15 Luglio 2026
CulturaEuropa

Lavoro e intelligenza artificiale: nuove tutele per i professionisti.

L’avanzata dell’intelligenza artificiale (IA) sta rivoluzionando il mondo del lavoro, sollevando timori crescenti tra giornalisti, illustratori, fotografi, traduttori, designer e insegnanti. Professioni creative e intellettuali si trovano di fronte a una sfida inedita: quella di convivere con algoritmi capaci di generare contenuti “umani” a costi quasi nulli.

Per questo, l’eurodeputato Claudiu-Richard Târziu (ECR) ha chiesto alla Commissione europea quali misure concrete intenda adottare per proteggere i posti di lavoro e la dignità professionale dei lavoratori nell’era dell’automazione.

L’IA non sostituirà le persone, ma cambierà il modo di lavorare.

Sul tema, la vicepresidente esecutiva Roxana Mînzatu ha chiarito che, secondo le ricerche più recenti, l’intelligenza artificiale non eliminerà intere professioni, ma ne trasformerà la struttura e la qualità.

“L’IA – spiega – automatizzerà alcune attività, ma potrà al contempo complementare le competenze umane, creando nuove opportunità e modelli di lavoro”. L’obiettivo di Bruxelles è assicurare che lo sviluppo e l’uso dell’intelligenza artificiale avvengano in modo sicuro, etico e rispettoso dei diritti fondamentali, senza compromettere la stabilità occupazionale.

Un approccio regolato da trasparenza e diritti.

La strategia europea si fonda su un quadro normativo ampio, che combina leggi sul lavoro, trasparenza algoritmica e responsabilità etica.

Tra gli strumenti principali figura la Direttiva sul lavoro tramite piattaforme digitali, che introduce regole chiare sull’uso degli algoritmi nella gestione delle attività: i lavoratori e gli autonomi devono poter conoscere come vengono assegnati i compiti, come vengono calcolati i compensi e contestare decisioni automatizzate, richiedendo un intervento umano.

L’AI Act: regole rigorose per un’IA “ad alto rischio” nel lavoro.

Un altro pilastro è l’AI Act, la prima normativa europea sull’intelligenza artificiale, che classifica i sistemi utilizzati per la gestione del personale o la selezione dei candidati come “ad alto rischio”.

Questo comporta obblighi stringenti di trasparenza, sicurezza e supervisione umana, in modo da garantire che le tecnologie siano impiegate in modo equo e che non si verifichino discriminazioni o abusi nei luoghi di lavoro.

Formazione: nasce l’Unione delle Competenze.

La Commissione, oltre alle regole, punta sulla formazione continua come risposta strutturale all’automazione.

Nel marzo 2025 è stata lanciata l’“Union of Skills”, un’iniziativa europea che mira a fornire ai lavoratori le competenze necessarie per prosperare in un’economia guidata dall’IA e per rendere le transizioni digitale e verde più eque e inclusive.

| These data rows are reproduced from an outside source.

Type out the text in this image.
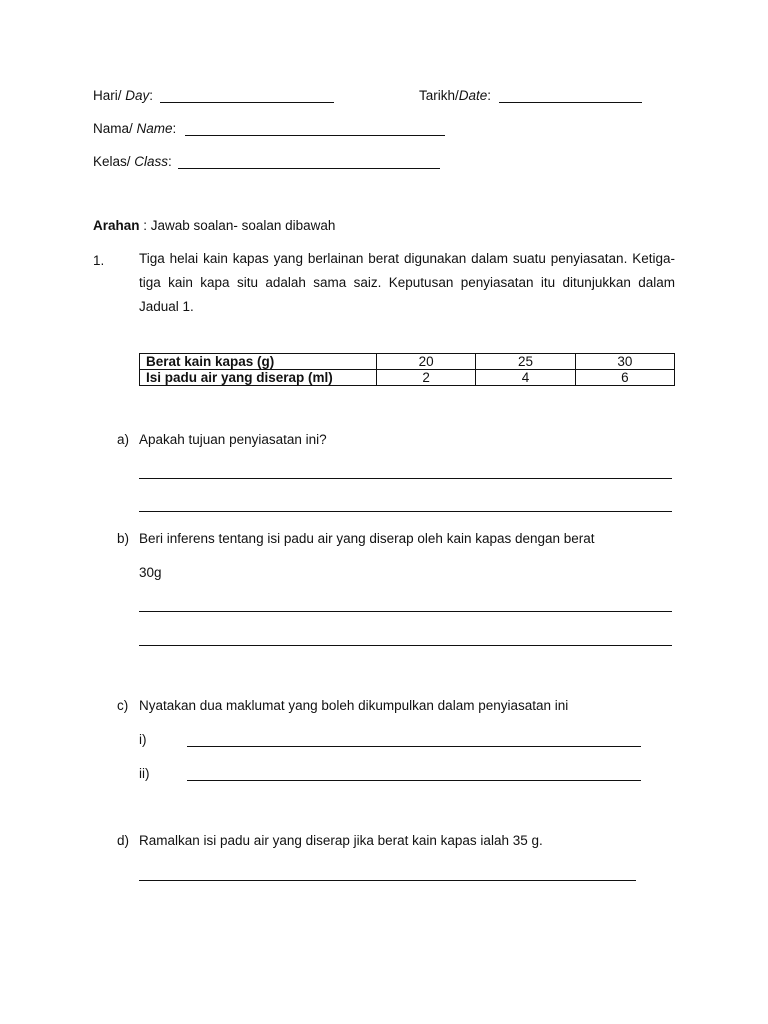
Hari/ Day:	Tarikh/Date:
Nama/ Name:
Kelas/ Class:
Arahan : Jawab soalan- soalan dibawah
1.	Tiga helai kain kapas yang berlainan berat digunakan dalam suatu penyiasatan. Ketiga-tiga kain kapa situ adalah sama saiz. Keputusan penyiasatan itu ditunjukkan dalam Jadual 1.
Berat kain kapas (g)	20	25	30
Isi padu air yang diserap (ml)	2	4	6
a) Apakah tujuan penyiasatan ini?
b) Beri inferens tentang isi padu air yang diserap oleh kain kapas dengan berat
30g
c) Nyatakan dua maklumat yang boleh dikumpulkan dalam penyiasatan ini
i)
ii)
d) Ramalkan isi padu air yang diserap jika berat kain kapas ialah 35 g.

Investimenti in lifelong learning, riqualificazione professionale e dialogo sociale sono considerati fondamentali per aiutare i lavoratori a cogliere le nuove opportunità tecnologiche, limitando i rischi di esclusione.

In arrivo la “Quality Jobs Roadmap”.

Guardando avanti, la Commissione ha annunciato che entro la fine del 2025 presenterà la “Quality Jobs Roadmap”, una tabella di marcia per la qualità del lavoro che affronterà anche l’impatto della digitalizzazione sui luoghi di lavoro.

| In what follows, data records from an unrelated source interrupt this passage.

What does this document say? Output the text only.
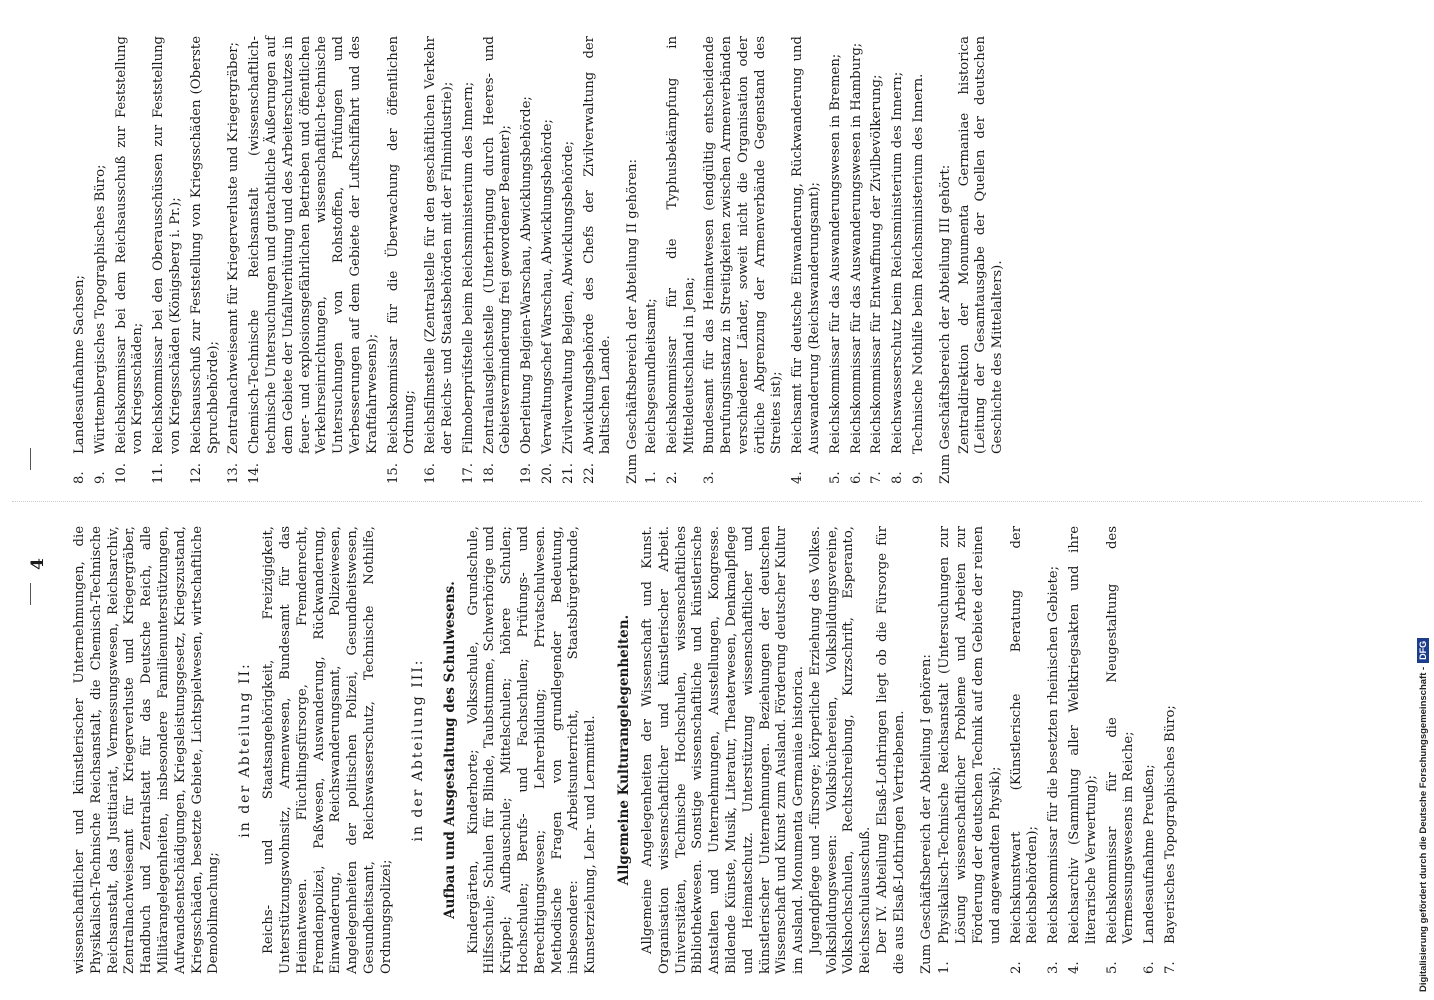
4 wissenschaftlicher und künstlerischer Unternehmungen, die Physikalisch-Technische Reichsanstalt, die Chemisch-Technische Reichsanstalt, das Justitiariat, Vermessungswesen, Reichsarchiv, Zentralnachweiseamt für Kriegerverluste und Kriegergräber, Handbuch und Zentralstatt für das Deutsche Reich, alle Militärangelegenheiten, insbesondere Familienunterstützungen, Aufwandsentschädigungen, Kriegsleistungsgesetz, Kriegszustand, Kriegsschäden, besetzte Gebiete, Lichtspielwesen, wirtschaftliche Demobilmachung;

in der Abteilung II: Reichs- und Staatsangehörigkeit, Freizügigkeit, Unterstützungswohnsitz, Armenwesen, Bundesamt für das Heimatwesen. Flüchtlingsfürsorge, Fremdenrecht, Fremdenpolizei, Paßwesen, Auswanderung, Rückwanderung, Einwanderung, Reichswanderungsamt, Polizeiwesen, Angelegenheiten der politischen Polizei, Gesundheitswesen, Gesundheitsamt, Reichswasserschutz, Technische Nothilfe, Ordnungspolizei;

in der Abteilung III: Aufbau und Ausgestaltung des Schulwesens. Kindergärten, Kinderhorte; Volksschule, Grundschule, Hilfsschule; Schulen für Blinde, Taubstumme, Schwerhörige und Krüppel; Aufbauschule; Mittelschulen; höhere Schulen; Hochschulen; Berufs- und Fachschulen; Prüfungs- und Berechtigungswesen; Lehrerbildung; Privatschulwesen. Methodische Fragen von grundlegender Bedeutung, insbesondere: Arbeitsunterricht, Staatsbürgerkunde, Kunsterziehung, Lehr- und Lernmittel. Allgemeine Kulturangelegenheiten. Allgemeine Angelegenheiten der Wissenschaft und Kunst. Organisation wissenschaftlicher und künstlerischer Arbeit. Universitäten, Technische Hochschulen, wissenschaftliches Bibliothekwesen. Sonstige wissenschaftliche und künstlerische Anstalten und Unternehmungen, Ausstellungen, Kongresse. Bildende Künste, Musik, Literatur, Theaterwesen, Denkmalpflege und Heimatschutz. Unterstützung wissenschaftlicher und künstlerischer Unternehmungen. Beziehungen der deutschen Wissenschaft und Kunst zum Ausland. Förderung deutscher Kultur im Ausland. Monumenta Germaniae historica. Jugendpflege und -fürsorge; körperliche Erziehung des Volkes. Volksbildungswesen: Volksbüchereien, Volksbildungsvereine, Volkshochschulen, Rechtschreibung, Kurzschrift, Esperanto, Reichsschulausschuß. Der IV. Abteilung Elsaß-Lothringen liegt ob die Fürsorge für die aus Elsaß-Lothringen Vertriebenen. Zum Geschäftsbereich der Abteilung I gehören: 1.
Physikalisch-Technische Reichsanstalt (Untersuchungen zur Lösung wissenschaftlicher Probleme und Arbeiten zur Förderung der deutschen Technik auf dem Gebiete der reinen und angewandten Physik);
2.
Reichskunstwart (Künstlerische Beratung der Reichsbehörden);
3.
Reichskommissar für die besetzten rheinischen Gebiete;
4.
Reichsarchiv (Sammlung aller Weltkriegsakten und ihre literarische Verwertung);
5.
Reichskommissar für die Neugestaltung des Vermessungswesens im Reiche;
6.
Landesaufnahme Preußen;
7.
Bayerisches Topographisches Büro;
8.
Landesaufnahme Sachsen;
9.
Württembergisches Topographisches Büro;
10.
Reichskommissar bei dem Reichsausschuß zur Feststellung von Kriegsschäden;
11.
Reichskommissar bei den Oberausschüssen zur Feststellung von Kriegsschäden (Königsberg i. Pr.);
12.
Reichsausschuß zur Feststellung von Kriegsschäden (Oberste Spruchbehörde);
13.
Zentralnachweiseamt für Kriegerverluste und Kriegergräber;
14.
Chemisch-Technische Reichsanstalt (wissenschaftlich-technische Untersuchungen und gutachtliche Äußerungen auf dem Gebiete der Unfallverhütung und des Arbeiterschutzes in feuer- und explosionsgefährlichen Betrieben und öffentlichen Verkehrseinrichtungen, wissenschaftlich-technische Untersuchungen von Rohstoffen, Prüfungen und Verbesserungen auf dem Gebiete der Luftschiffahrt und des Kraftfahrwesens);
15.
Reichskommissar für die Überwachung der öffentlichen Ordnung;
16.
Reichsfilmstelle (Zentralstelle für den geschäftlichen Verkehr der Reichs- und Staatsbehörden mit der Filmindustrie);
17.
Filmoberprüfstelle beim Reichsministerium des Innern;
18.
Zentralausgleichstelle (Unterbringung durch Heeres- und Gebietsverminderung frei gewordener Beamter);
19.
Oberleitung Belgien-Warschau, Abwicklungsbehörde;
20.
Verwaltungschef Warschau, Abwicklungsbehörde;
21.
Zivilverwaltung Belgien, Abwicklungsbehörde;
22.
Abwicklungsbehörde des Chefs der Zivilverwaltung der baltischen Lande. Zum Geschäftsbereich der Abteilung II gehören: 1.
Reichsgesundheitsamt;
2.
Reichskommissar für die Typhusbekämpfung in Mitteldeutschland in Jena;
3.
Bundesamt für das Heimatwesen (endgültig entscheidende Berufungsinstanz in Streitigkeiten zwischen Armenverbänden verschiedener Länder, soweit nicht die Organisation oder örtliche Abgrenzung der Armenverbände Gegenstand des Streites ist);
4.
Reichsamt für deutsche Einwanderung, Rückwanderung und Auswanderung (Reichswanderungsamt);
5.
Reichskommissar für das Auswanderungswesen in Bremen;
6.
Reichskommissar für das Auswanderungswesen in Hamburg;
7.
Reichskommissar für Entwaffnung der Zivilbevölkerung;
8.
Reichswasserschutz beim Reichsministerium des Innern;
9.
Technische Nothilfe beim Reichsministerium des Innern. Zum Geschäftsbereich der Abteilung III gehört: Zentraldirektion der Monumenta Germaniae historica (Leitung der Gesamtausgabe der Quellen der deutschen Geschichte des Mittelalters).

Digitalisierung gefördert durch die Deutsche Forschungsgemeinschaft -
DFG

Il piano sarà parte di una strategia più ampia per garantire posti di lavoro dignitosi, sicuri e di qualità, in un contesto in cui l’intelligenza artificiale è destinata a diventare una componente strutturale del mercato del lavoro europeo.

Una rivoluzione da governare, non da temere.

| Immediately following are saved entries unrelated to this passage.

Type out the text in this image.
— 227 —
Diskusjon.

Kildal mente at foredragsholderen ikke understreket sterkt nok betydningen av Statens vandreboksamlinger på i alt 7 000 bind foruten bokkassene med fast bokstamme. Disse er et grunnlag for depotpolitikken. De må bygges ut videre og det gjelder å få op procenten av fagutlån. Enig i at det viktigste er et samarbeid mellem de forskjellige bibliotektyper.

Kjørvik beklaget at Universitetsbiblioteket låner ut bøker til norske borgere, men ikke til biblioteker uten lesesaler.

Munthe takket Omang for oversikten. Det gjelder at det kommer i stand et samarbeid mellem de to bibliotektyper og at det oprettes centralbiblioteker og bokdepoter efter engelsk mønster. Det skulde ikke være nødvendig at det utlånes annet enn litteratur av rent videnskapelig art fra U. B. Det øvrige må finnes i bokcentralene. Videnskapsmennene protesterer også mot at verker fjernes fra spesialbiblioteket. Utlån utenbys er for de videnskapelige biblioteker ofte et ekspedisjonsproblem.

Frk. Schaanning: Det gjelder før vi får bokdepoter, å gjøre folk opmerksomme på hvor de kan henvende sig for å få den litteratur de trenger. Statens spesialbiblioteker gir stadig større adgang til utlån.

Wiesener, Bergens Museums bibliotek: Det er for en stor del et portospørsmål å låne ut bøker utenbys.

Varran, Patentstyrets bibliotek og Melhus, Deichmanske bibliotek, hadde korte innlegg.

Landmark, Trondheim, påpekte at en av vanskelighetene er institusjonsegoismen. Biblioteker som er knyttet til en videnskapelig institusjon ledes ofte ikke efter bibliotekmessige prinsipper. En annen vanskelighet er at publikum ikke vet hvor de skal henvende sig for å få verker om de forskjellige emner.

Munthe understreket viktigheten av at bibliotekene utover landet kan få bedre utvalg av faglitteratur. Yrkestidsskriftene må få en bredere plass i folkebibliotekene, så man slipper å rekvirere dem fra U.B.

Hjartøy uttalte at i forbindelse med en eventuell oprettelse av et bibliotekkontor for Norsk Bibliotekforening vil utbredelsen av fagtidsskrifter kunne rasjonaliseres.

La Commissione ribadisce dunque un messaggio chiaro: l’IA non va demonizzata, ma governata. Con regole chiare, investimenti nelle competenze e un solido impianto etico, Bruxelles punta a trasformare la minaccia dell’automazione in un’opportunità di progresso sociale e professionale.

Come ha ricordato Mînzatu, “la tecnologia deve servire le persone, non sostituirle”.